Financial advisors say the Medicare tax already is starting to factor into client's plans, as is the prospect of higher taxes in general. Its parallel with the AMT has them even more concerned, they say.

The bottom line, said Don Weigandt, a wealth adviser in the Los Angeles office of J.P. Morgan Private Bank, is that "there are going to be a lot of surprises with this tax, which has a much broader sweep than people think."

Congress put the AMT into effect in 1970, with the aim of making sure the wealthy paid at least minimal tax. In fact, the middle class has felt the biggest effect as the number of taxpayers subject to it has risen from about 1.3 million 2001 to nearly 4 million in 2008, according to The Tax Foundation.

Lawmakers have had the annual headache of keeping that growth in check with a so-called "patch" to the AMT exemption that raises the bar for people to fall under the tax. The patch aims to keep about 4 million people in the AMT. Without the most recent one, around 28 million would be subject in 2010.

As for the Medicare tax on investment income for the wealthy, it is a first: There has never before been a separate tax to support Medicare beyond a levy on wages.
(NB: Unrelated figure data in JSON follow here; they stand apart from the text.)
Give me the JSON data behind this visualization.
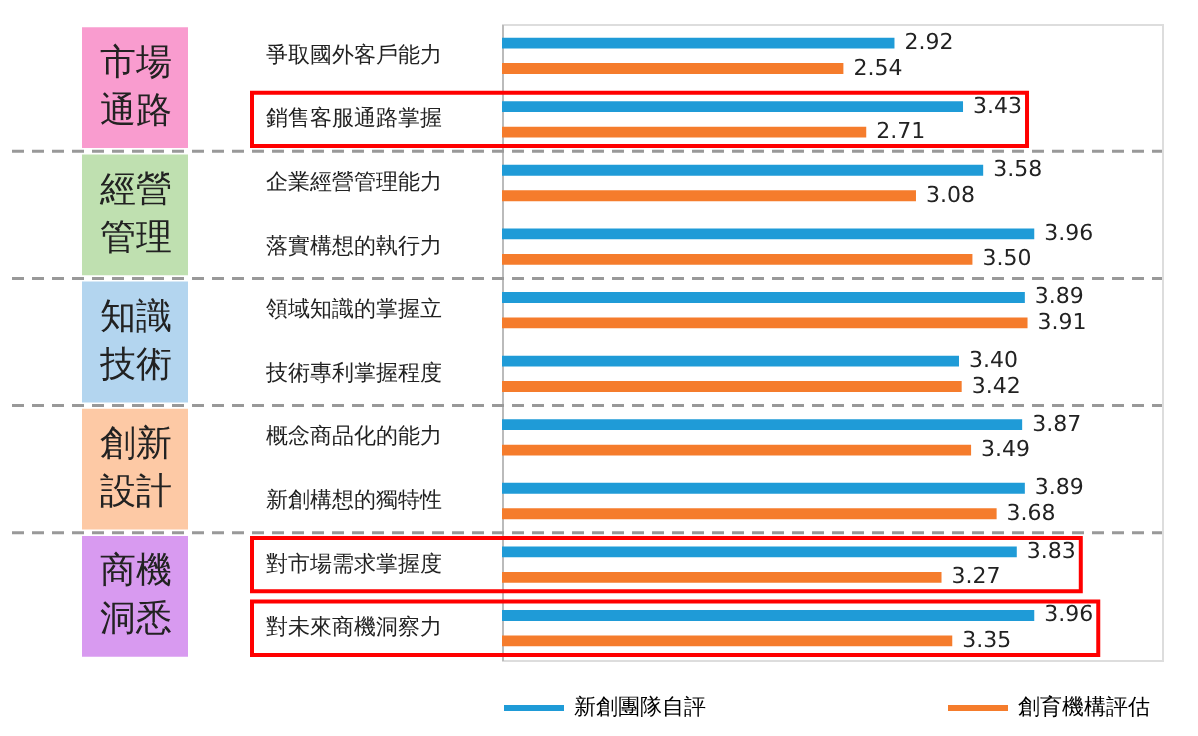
{
  "chart_data": {
    "type": "bar",
    "orientation": "horizontal",
    "legend": "bottom",
    "categories": [
      "爭取國外客戶能力",
      "銷售客服通路掌握",
      "企業經營管理能力",
      "落實構想的執行力",
      "領域知識的掌握立",
      "技術專利掌握程度",
      "概念商品化的能力",
      "新創構想的獨特性",
      "對市場需求掌握度",
      "對未來商機洞察力"
    ],
    "series": [
      {
        "name": "新創團隊自評",
        "color": "#1f9bd7",
        "values": [
          2.92,
          3.43,
          3.58,
          3.96,
          3.89,
          3.4,
          3.87,
          3.89,
          3.83,
          3.96
        ],
        "value_labels": [
          "2.92",
          "3.43",
          "3.58",
          "3.96",
          "3.89",
          "3.40",
          "3.87",
          "3.89",
          "3.83",
          "3.96"
        ]
      },
      {
        "name": "創育機構評估",
        "color": "#f57c2c",
        "values": [
          2.54,
          2.71,
          3.08,
          3.5,
          3.91,
          3.42,
          3.49,
          3.68,
          3.27,
          3.35
        ],
        "value_labels": [
          "2.54",
          "2.71",
          "3.08",
          "3.50",
          "3.91",
          "3.42",
          "3.49",
          "3.68",
          "3.27",
          "3.35"
        ]
      }
    ],
    "annotations": [
      "市場通路",
      "經營管理",
      "知識技術",
      "創新設計",
      "商機洞悉"
    ]
  }
}
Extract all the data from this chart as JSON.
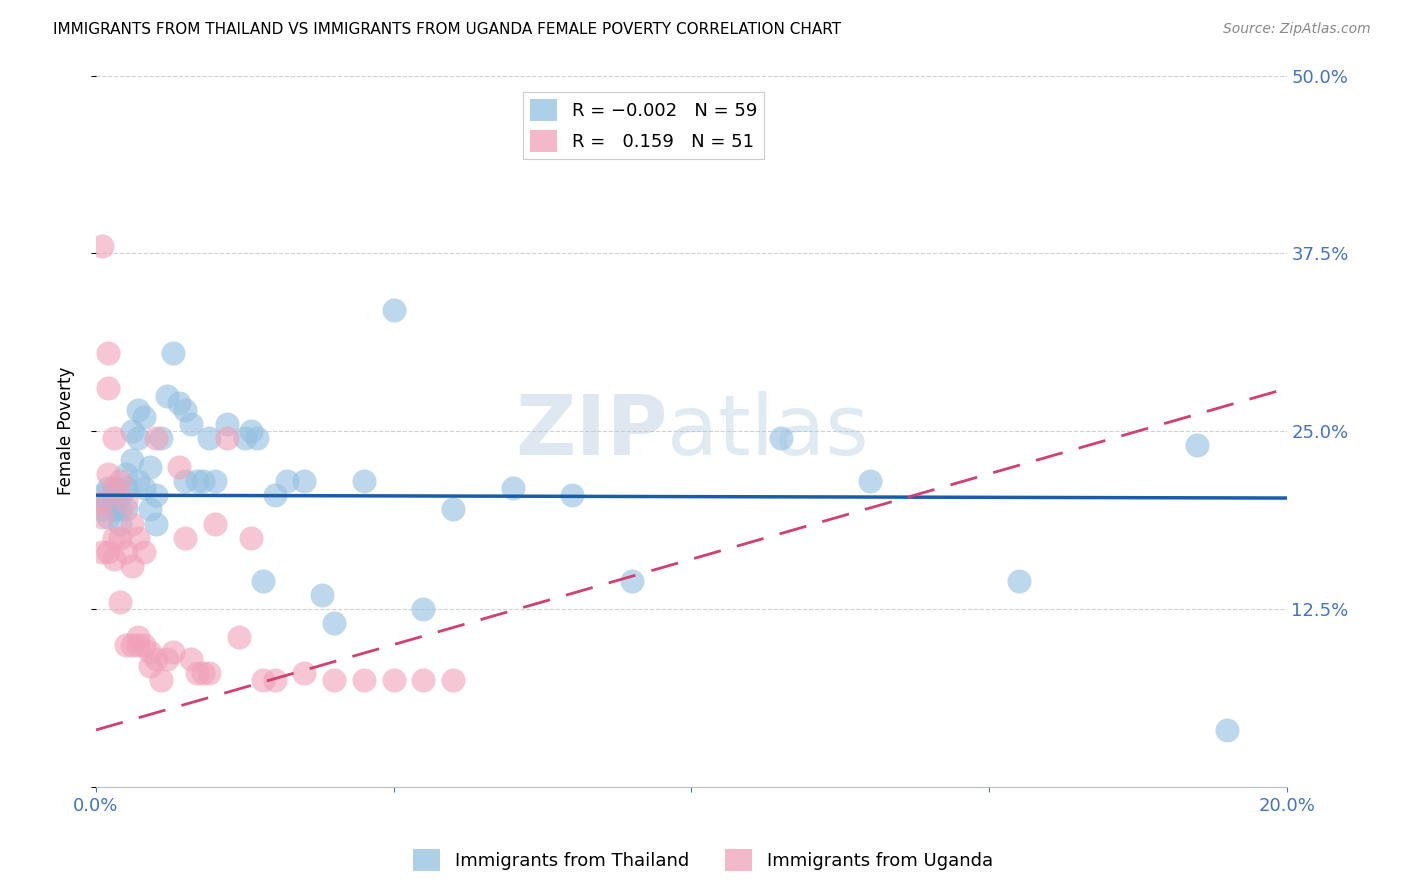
{
  "title": "IMMIGRANTS FROM THAILAND VS IMMIGRANTS FROM UGANDA FEMALE POVERTY CORRELATION CHART",
  "source": "Source: ZipAtlas.com",
  "ylabel": "Female Poverty",
  "xlim": [
    0.0,
    0.2
  ],
  "ylim": [
    0.0,
    0.5
  ],
  "yticks": [
    0.0,
    0.125,
    0.25,
    0.375,
    0.5
  ],
  "ytick_labels": [
    "",
    "12.5%",
    "25.0%",
    "37.5%",
    "50.0%"
  ],
  "xticks": [
    0.0,
    0.05,
    0.1,
    0.15,
    0.2
  ],
  "xtick_labels": [
    "0.0%",
    "",
    "",
    "",
    "20.0%"
  ],
  "color_thailand": "#92BFE0",
  "color_uganda": "#F0A0B8",
  "trendline_thailand_color": "#1A5CA8",
  "trendline_uganda_color": "#D04070",
  "axis_label_color": "#4472C4",
  "thailand_trendline_y0": 0.205,
  "thailand_trendline_y1": 0.203,
  "uganda_trendline_y0": 0.04,
  "uganda_trendline_y1": 0.28,
  "thailand_x": [
    0.001,
    0.001,
    0.002,
    0.002,
    0.002,
    0.003,
    0.003,
    0.003,
    0.004,
    0.004,
    0.004,
    0.005,
    0.005,
    0.005,
    0.006,
    0.006,
    0.007,
    0.007,
    0.007,
    0.008,
    0.008,
    0.009,
    0.009,
    0.01,
    0.01,
    0.011,
    0.012,
    0.013,
    0.014,
    0.015,
    0.015,
    0.016,
    0.017,
    0.018,
    0.019,
    0.02,
    0.022,
    0.025,
    0.026,
    0.027,
    0.028,
    0.03,
    0.032,
    0.035,
    0.038,
    0.04,
    0.045,
    0.05,
    0.055,
    0.06,
    0.07,
    0.08,
    0.09,
    0.1,
    0.115,
    0.13,
    0.155,
    0.185,
    0.19
  ],
  "thailand_y": [
    0.205,
    0.195,
    0.21,
    0.2,
    0.19,
    0.21,
    0.2,
    0.195,
    0.205,
    0.195,
    0.185,
    0.22,
    0.21,
    0.195,
    0.25,
    0.23,
    0.265,
    0.245,
    0.215,
    0.26,
    0.21,
    0.225,
    0.195,
    0.205,
    0.185,
    0.245,
    0.275,
    0.305,
    0.27,
    0.265,
    0.215,
    0.255,
    0.215,
    0.215,
    0.245,
    0.215,
    0.255,
    0.245,
    0.25,
    0.245,
    0.145,
    0.205,
    0.215,
    0.215,
    0.135,
    0.115,
    0.215,
    0.335,
    0.125,
    0.195,
    0.21,
    0.205,
    0.145,
    0.475,
    0.245,
    0.215,
    0.145,
    0.24,
    0.04
  ],
  "uganda_x": [
    0.001,
    0.001,
    0.001,
    0.001,
    0.002,
    0.002,
    0.002,
    0.002,
    0.003,
    0.003,
    0.003,
    0.003,
    0.004,
    0.004,
    0.004,
    0.005,
    0.005,
    0.005,
    0.006,
    0.006,
    0.006,
    0.007,
    0.007,
    0.007,
    0.008,
    0.008,
    0.009,
    0.009,
    0.01,
    0.01,
    0.011,
    0.012,
    0.013,
    0.014,
    0.015,
    0.016,
    0.017,
    0.018,
    0.019,
    0.02,
    0.022,
    0.024,
    0.026,
    0.028,
    0.03,
    0.035,
    0.04,
    0.045,
    0.05,
    0.055,
    0.06
  ],
  "uganda_y": [
    0.38,
    0.2,
    0.19,
    0.165,
    0.305,
    0.28,
    0.22,
    0.165,
    0.245,
    0.21,
    0.175,
    0.16,
    0.215,
    0.175,
    0.13,
    0.2,
    0.165,
    0.1,
    0.185,
    0.155,
    0.1,
    0.175,
    0.105,
    0.1,
    0.165,
    0.1,
    0.095,
    0.085,
    0.245,
    0.09,
    0.075,
    0.09,
    0.095,
    0.225,
    0.175,
    0.09,
    0.08,
    0.08,
    0.08,
    0.185,
    0.245,
    0.105,
    0.175,
    0.075,
    0.075,
    0.08,
    0.075,
    0.075,
    0.075,
    0.075,
    0.075
  ]
}
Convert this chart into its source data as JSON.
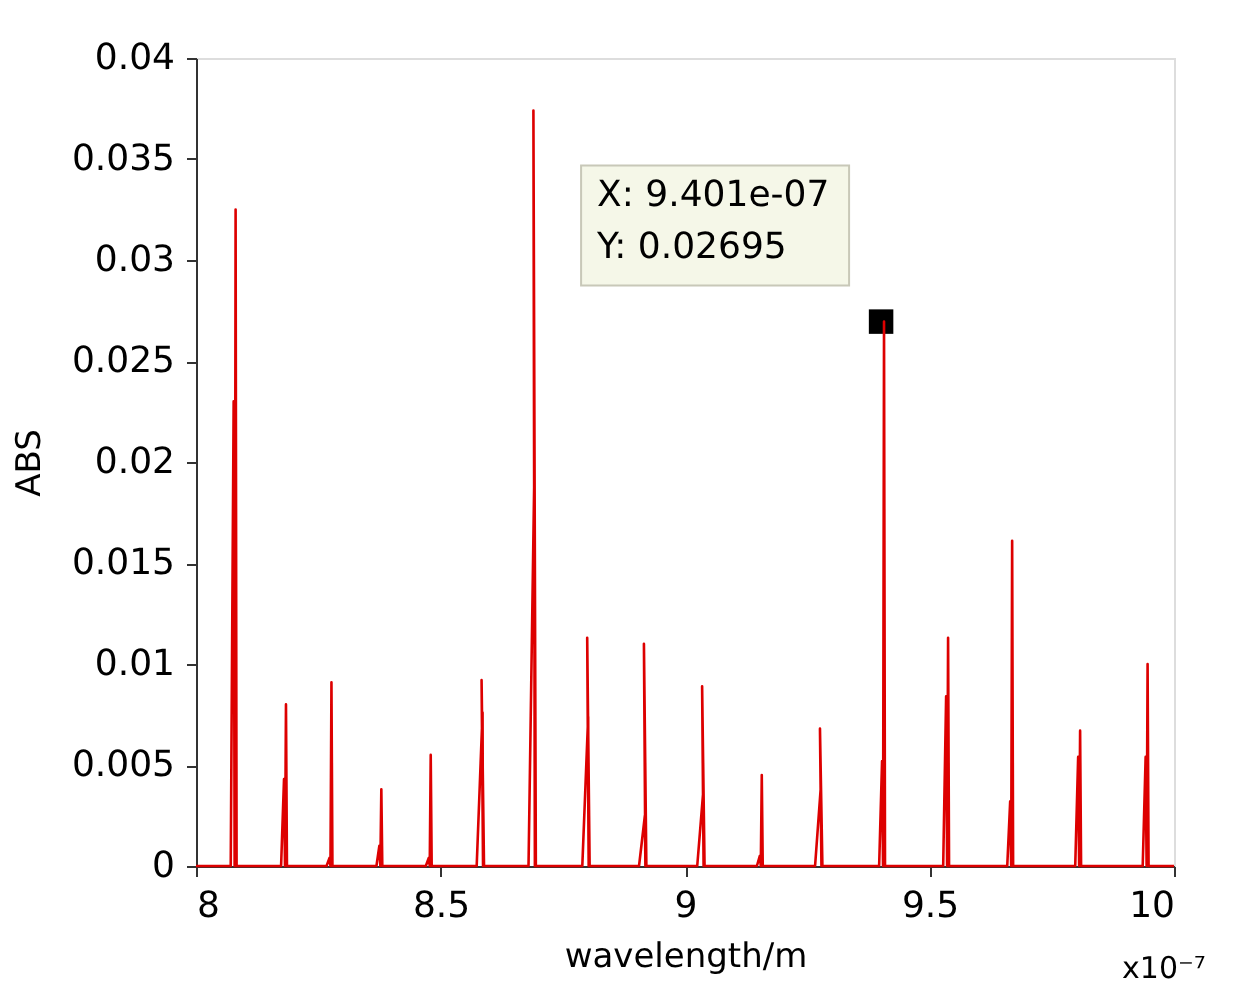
{
  "chart_data": {
    "type": "line",
    "xlabel": "wavelength/m",
    "ylabel": "ABS",
    "x": [
      8.0,
      8.071,
      8.077,
      8.079,
      8.081,
      8.083,
      8.174,
      8.18,
      8.182,
      8.184,
      8.186,
      8.267,
      8.273,
      8.275,
      8.277,
      8.279,
      8.369,
      8.375,
      8.377,
      8.379,
      8.381,
      8.47,
      8.476,
      8.478,
      8.48,
      8.482,
      8.574,
      8.586,
      8.587,
      8.584,
      8.589,
      8.68,
      8.692,
      8.693,
      8.69,
      8.695,
      8.79,
      8.802,
      8.803,
      8.8,
      8.805,
      8.906,
      8.918,
      8.919,
      8.916,
      8.921,
      9.025,
      9.037,
      9.038,
      9.035,
      9.04,
      9.147,
      9.153,
      9.155,
      9.157,
      9.159,
      9.266,
      9.278,
      9.279,
      9.276,
      9.281,
      9.397,
      9.403,
      9.405,
      9.407,
      9.409,
      9.528,
      9.534,
      9.536,
      9.538,
      9.54,
      9.659,
      9.665,
      9.667,
      9.669,
      9.671,
      9.798,
      9.804,
      9.806,
      9.808,
      9.81,
      9.936,
      9.942,
      9.944,
      9.946,
      9.948,
      10.0
    ],
    "series": [
      {
        "color": "#dd0000",
        "values": [
          0,
          0,
          0.023,
          0,
          0.0325,
          0,
          0,
          0.0043,
          0,
          0.008,
          0,
          0,
          0.0004,
          0,
          0.0091,
          0,
          0,
          0.001,
          0,
          0.0038,
          0,
          0,
          0.0004,
          0,
          0.0055,
          0,
          0,
          0.0076,
          0,
          0.0092,
          0,
          0,
          0.0196,
          0,
          0.0374,
          0,
          0,
          0.0074,
          0,
          0.0113,
          0,
          0,
          0.0025,
          0,
          0.011,
          0,
          0,
          0.0036,
          0,
          0.0089,
          0,
          0,
          0.0005,
          0,
          0.0045,
          0,
          0,
          0.004,
          0,
          0.0068,
          0,
          0,
          0.0052,
          0,
          0.02695,
          0,
          0,
          0.0084,
          0,
          0.0113,
          0,
          0,
          0.0032,
          0,
          0.0161,
          0,
          0,
          0.0054,
          0,
          0.0067,
          0,
          0,
          0.0054,
          0,
          0.01,
          0,
          0
        ]
      },
      {
        "type": "scatter",
        "marker": "square",
        "color": "#000000",
        "x": [
          9.401
        ],
        "values": [
          0.02695
        ]
      }
    ],
    "xlim": [
      8,
      10
    ],
    "xticks": [
      8,
      8.5,
      9,
      9.5,
      10
    ],
    "ylim": [
      0,
      0.04
    ],
    "yticks": [
      0,
      0.005,
      0.01,
      0.015,
      0.02,
      0.025,
      0.03,
      0.035,
      0.04
    ],
    "grid": false,
    "annotations": [
      {
        "text": "X: 9.401e-07\nY: 0.02695",
        "x": 9.401,
        "y": 0.02695
      },
      "x10⁻⁷"
    ]
  }
}
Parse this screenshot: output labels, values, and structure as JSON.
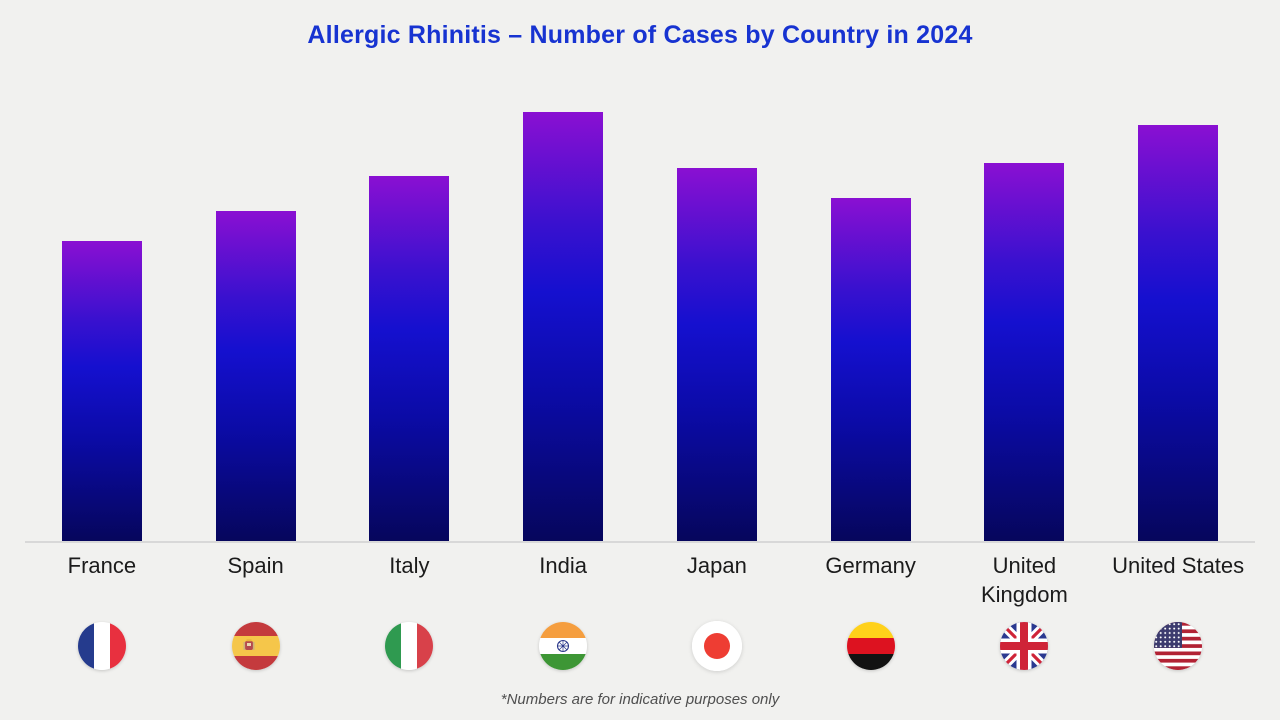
{
  "title": "Allergic Rhinitis – Number of Cases by Country in 2024",
  "footnote": "*Numbers are for indicative purposes only",
  "theme": {
    "bg": "#f1f1ef",
    "title_color": "#1733d1",
    "bar_top": "#8a10d2",
    "bar_mid": "#1510cf",
    "bar_bottom": "#06065c",
    "baseline": "#d8d8d8",
    "label_color": "#1b1b1b",
    "footnote_color": "#4f4f4f"
  },
  "chart_data": {
    "type": "bar",
    "title": "Allergic Rhinitis – Number of Cases by Country in 2024",
    "categories": [
      "France",
      "Spain",
      "Italy",
      "India",
      "Japan",
      "Germany",
      "United Kingdom",
      "United States"
    ],
    "values_relative_pct": [
      70,
      77,
      85,
      100,
      87,
      80,
      88,
      97
    ],
    "value_note": "no numeric axis, gridlines or data labels shown; values are relative bar heights as % of tallest bar (India)",
    "xlabel": "",
    "ylabel": "",
    "grid": false,
    "legend": "none",
    "bar_style": "vertical gradient, purple top to dark navy bottom",
    "flag_icons": [
      "france-flag-icon",
      "spain-flag-icon",
      "italy-flag-icon",
      "india-flag-icon",
      "japan-flag-icon",
      "germany-flag-icon",
      "united-kingdom-flag-icon",
      "united-states-flag-icon"
    ]
  }
}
It looks to be the biggest revenue raiser in the health-care law over the next 10 years.

Its provisions are an additional 0.9% Medicare Hospital Insurance Tax on earned income over $200,000 for single taxpayers and $250,000 for married couples, and an "Unearned Income Medicare Contribution" of 3.8% on investment income for taxpayers with adjusted gross incomes over $200,000 for single filers and $250,000 for married filers.

Married taxpayers who earn $370,000 in wages and $1.5 million in investment income would see a $1,080 increase in Medicare taxes combined with a new Medicare unearned income tax of $57,000, for a total Medicare tax increase of $58,080, according to the Tax Foundation. Married filers who earn $5 million in investment income would be subject to an unearned income tax of $180,500.

Indeed, the tax "is very costly," said Mitch Drossman, national director of wealth planning strategies at US Trust, who has already been talking with clients about its possible effects.